Jusqu'à présent, les blagues sur les Noirs étaient l'apanage d'acteurs de cinéma comme Eddie Murphy et ne passaient pas dans des émissions grand public.

«Grâce à l'humour, on peut se moquer d'une autre race ou de soi-même et ça n'est pas trop grinçant», souligne Gary Weaver, spécialiste des questions inter-culturelles à l'American University de Washington, observant que les comédiens peuvent soulever le débat sur des sujets tabous dans la société.

Mais dans un pays où les émeutes raciales restent des souvenirs assez frais, la question est sensible, ajoute l'universitaire. Beaucoup de Noirs évitent le sujet de la race par peur «de donner aux Blancs une excuse de ne pas voter pour Obama», explique-t-il.

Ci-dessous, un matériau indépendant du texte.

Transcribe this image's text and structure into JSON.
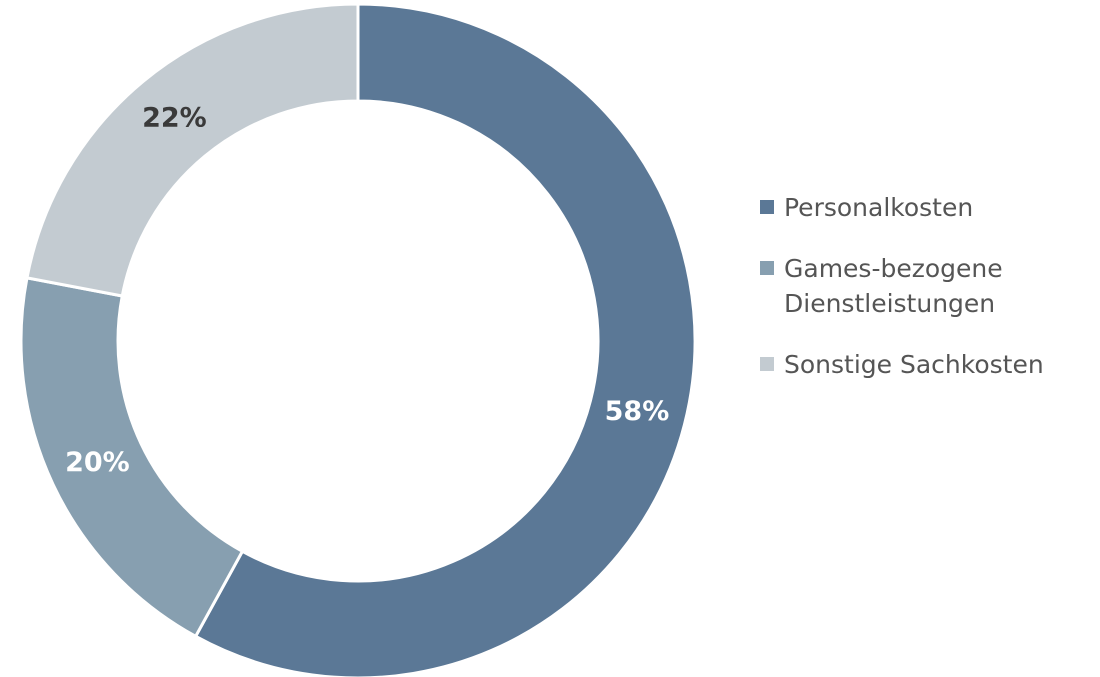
{
  "chart_data": {
    "type": "donut",
    "categories": [
      "Personalkosten",
      "Games-bezogene Dienstleistungen",
      "Sonstige Sachkosten"
    ],
    "values": [
      58,
      20,
      22
    ],
    "value_labels": [
      "58%",
      "20%",
      "22%"
    ],
    "colors": [
      "#5b7896",
      "#879fb0",
      "#c3cbd1"
    ],
    "value_label_colors": [
      "#ffffff",
      "#ffffff",
      "#3a3a3a"
    ],
    "legend": "right"
  }
}
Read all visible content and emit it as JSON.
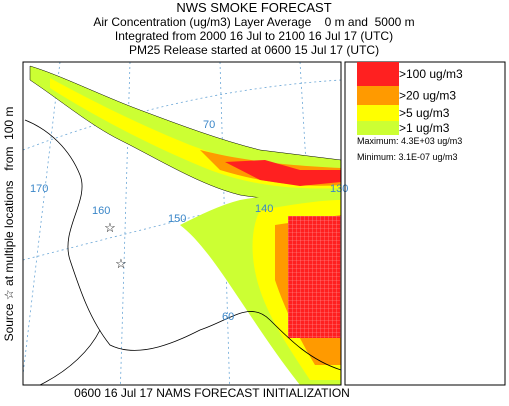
{
  "header": {
    "title": "NWS SMOKE FORECAST",
    "lines": [
      "Air Concentration (ug/m3) Layer Average    0 m and  5000 m",
      "Integrated from 2000 16 Jul to 2100 16 Jul 17 (UTC)",
      "PM25 Release started at 0600 15 Jul 17 (UTC)"
    ]
  },
  "side_label": "Source ☆ at multiple locations   from  100 m",
  "legend": {
    "items": [
      {
        "label": ">100 ug/m3",
        "color": "#ff2020"
      },
      {
        "label": ">20 ug/m3",
        "color": "#ff9a00"
      },
      {
        "label": ">5 ug/m3",
        "color": "#ffff00"
      },
      {
        "label": ">1 ug/m3",
        "color": "#ccff33"
      }
    ],
    "maximum": "Maximum: 4.3E+03 ug/m3",
    "minimum": "Minimum: 3.1E-07 ug/m3"
  },
  "map": {
    "grid_labels": [
      "170",
      "160",
      "150",
      "70",
      "60",
      "130",
      "140"
    ]
  },
  "footer": "0600 16 Jul 17 NAMS FORECAST INITIALIZATION"
}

Alors que l'assassinat de Martin Luther King reste présent dans les mémoires, «beaucoup d'Africains-Américains ont peur de voir des racistes recourir à la violence et estiment qu'il vaut mieux ne pas trop insister sur le fait qu'Obama est noir», ajoute M. Weaver.

Lena Williams, auteur d'un livre sur le racisme, s'inquiète aussi de l'humour de «Chocolate News», même si elle le trouve drôle. «Cela renforce la caricature», s'alarme-t-elle.

Mais Comedy Central défend l'émission. «Tant que l'on reste drôle, spirituel et dans la satire, on peut s'attaquer à presque tous les sujets», assure la directrice des programmes.